Distribution efficiency, sustainability efforts and younger customers

“The store design and visual merchandising are instrumental to enhancing and elevating the brand message but they require important financial investments, potentially coming as a conflict at a moment when department stores also need to focus on digital growth, including for their private label business, and finance it,” the IADS sums up the first point.

As for sustainability efforts, apart from higher costs and sourcing difficulties, there are also problems with communication, as different certifications can be confusing and not relevant in the long run. IADS points to own-store certification labelling such as Galeries Lafayette's Go for Good as an “efficient and worthy investment to convey a simple and impactful message”. 

Last but not least, the average private label customer, at around 50 years of age, is older than the average department store customer. Online-only categories and fashion that fulfils a specific niche (like maternity wear, occasion wear and plus sizes, for example) should prove successful. So should the communication about private via social media, newsletters, advertising campaigns and influencers.

“In short, private labels are increasingly treated as brands per se, and not category commodities like they used to be,” sums up the IADS.

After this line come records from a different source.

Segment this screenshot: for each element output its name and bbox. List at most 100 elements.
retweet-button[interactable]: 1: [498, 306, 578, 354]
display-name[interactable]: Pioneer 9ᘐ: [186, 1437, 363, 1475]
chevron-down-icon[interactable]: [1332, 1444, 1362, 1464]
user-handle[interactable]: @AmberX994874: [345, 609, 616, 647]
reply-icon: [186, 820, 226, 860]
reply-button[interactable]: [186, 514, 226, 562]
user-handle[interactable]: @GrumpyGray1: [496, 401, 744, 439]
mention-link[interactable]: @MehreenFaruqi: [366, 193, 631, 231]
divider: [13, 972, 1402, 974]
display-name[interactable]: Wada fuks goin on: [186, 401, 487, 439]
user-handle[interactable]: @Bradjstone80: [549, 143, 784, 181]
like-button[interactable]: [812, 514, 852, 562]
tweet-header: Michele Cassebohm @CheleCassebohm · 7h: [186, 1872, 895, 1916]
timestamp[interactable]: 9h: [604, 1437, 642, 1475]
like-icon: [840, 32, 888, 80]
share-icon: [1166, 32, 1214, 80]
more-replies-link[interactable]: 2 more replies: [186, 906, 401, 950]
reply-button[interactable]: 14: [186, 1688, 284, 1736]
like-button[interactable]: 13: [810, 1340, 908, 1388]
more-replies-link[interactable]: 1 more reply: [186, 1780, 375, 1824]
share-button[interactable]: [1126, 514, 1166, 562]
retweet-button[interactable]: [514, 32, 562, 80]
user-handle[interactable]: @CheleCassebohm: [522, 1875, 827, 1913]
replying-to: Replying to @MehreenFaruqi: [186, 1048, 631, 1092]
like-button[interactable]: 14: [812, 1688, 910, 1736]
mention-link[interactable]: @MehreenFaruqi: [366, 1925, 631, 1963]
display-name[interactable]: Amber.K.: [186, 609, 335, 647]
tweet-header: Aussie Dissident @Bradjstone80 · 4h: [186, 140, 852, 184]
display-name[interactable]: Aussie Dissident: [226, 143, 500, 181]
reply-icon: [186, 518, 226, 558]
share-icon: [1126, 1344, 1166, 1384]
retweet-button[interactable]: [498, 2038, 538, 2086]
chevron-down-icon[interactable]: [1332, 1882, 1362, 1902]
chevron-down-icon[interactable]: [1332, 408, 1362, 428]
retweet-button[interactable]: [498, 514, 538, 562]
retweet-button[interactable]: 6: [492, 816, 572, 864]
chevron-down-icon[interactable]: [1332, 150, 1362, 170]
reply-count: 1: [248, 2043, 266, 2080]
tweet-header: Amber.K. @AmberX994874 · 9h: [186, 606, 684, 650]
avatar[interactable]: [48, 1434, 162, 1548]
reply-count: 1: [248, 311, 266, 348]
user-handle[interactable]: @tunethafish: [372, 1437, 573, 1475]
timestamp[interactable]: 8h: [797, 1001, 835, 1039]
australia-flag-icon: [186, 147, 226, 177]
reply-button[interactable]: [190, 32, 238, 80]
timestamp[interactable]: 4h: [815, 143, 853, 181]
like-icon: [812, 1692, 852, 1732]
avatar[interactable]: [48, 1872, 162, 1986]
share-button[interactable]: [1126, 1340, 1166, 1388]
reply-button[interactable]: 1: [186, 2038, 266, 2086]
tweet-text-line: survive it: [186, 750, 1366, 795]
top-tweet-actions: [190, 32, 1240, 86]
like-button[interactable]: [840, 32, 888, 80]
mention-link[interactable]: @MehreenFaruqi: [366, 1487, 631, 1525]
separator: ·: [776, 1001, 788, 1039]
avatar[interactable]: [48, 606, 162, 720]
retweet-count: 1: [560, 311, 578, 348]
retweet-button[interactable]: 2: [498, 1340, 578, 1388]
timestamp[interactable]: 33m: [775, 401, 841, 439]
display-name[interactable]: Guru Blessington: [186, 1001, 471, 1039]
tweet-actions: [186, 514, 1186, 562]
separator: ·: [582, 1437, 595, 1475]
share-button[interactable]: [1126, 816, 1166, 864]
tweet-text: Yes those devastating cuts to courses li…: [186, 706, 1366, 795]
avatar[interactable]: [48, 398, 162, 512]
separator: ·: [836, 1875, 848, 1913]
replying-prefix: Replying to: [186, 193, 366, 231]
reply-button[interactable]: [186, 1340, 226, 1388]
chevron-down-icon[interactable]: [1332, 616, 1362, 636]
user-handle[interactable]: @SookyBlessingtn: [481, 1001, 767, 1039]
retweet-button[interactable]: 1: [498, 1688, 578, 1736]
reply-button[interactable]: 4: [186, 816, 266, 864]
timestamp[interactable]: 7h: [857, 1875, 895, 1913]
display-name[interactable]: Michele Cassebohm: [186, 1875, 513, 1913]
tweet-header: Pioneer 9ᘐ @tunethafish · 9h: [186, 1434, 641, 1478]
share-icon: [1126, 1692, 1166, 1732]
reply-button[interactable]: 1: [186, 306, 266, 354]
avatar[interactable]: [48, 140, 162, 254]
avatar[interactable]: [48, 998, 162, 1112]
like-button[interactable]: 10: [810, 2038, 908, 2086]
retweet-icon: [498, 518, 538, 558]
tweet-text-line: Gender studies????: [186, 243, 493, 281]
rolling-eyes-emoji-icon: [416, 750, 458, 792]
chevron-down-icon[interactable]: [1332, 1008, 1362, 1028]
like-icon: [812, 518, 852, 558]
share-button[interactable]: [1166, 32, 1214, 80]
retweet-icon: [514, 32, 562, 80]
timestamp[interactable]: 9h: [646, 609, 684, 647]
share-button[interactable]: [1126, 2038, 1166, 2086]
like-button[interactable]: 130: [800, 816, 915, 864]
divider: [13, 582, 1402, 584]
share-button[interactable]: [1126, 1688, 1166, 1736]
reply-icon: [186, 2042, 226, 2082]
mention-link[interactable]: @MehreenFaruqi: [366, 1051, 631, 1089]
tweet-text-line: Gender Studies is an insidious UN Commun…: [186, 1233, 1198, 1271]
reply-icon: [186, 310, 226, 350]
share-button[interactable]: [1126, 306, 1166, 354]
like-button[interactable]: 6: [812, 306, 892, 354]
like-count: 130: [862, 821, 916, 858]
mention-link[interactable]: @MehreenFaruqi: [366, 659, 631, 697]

Supply chain bottlenecks remain challenging

The current supply chain disruptions imply a fast rethink of the planning and sourcing with adjustments in organisations: earlier product developments coming with a new buying calendar, nearshoring sourcing to balance the rise of transportation costs, pre-booking of materials, ordering of higher quantities to get better prices and anticipated orders.

“As the supply chain issues are evolving quickly and are far from finished, members are also elaborating tactics to mitigate margin loss and increase the retail prices in the seamless possible way,” states the IADS.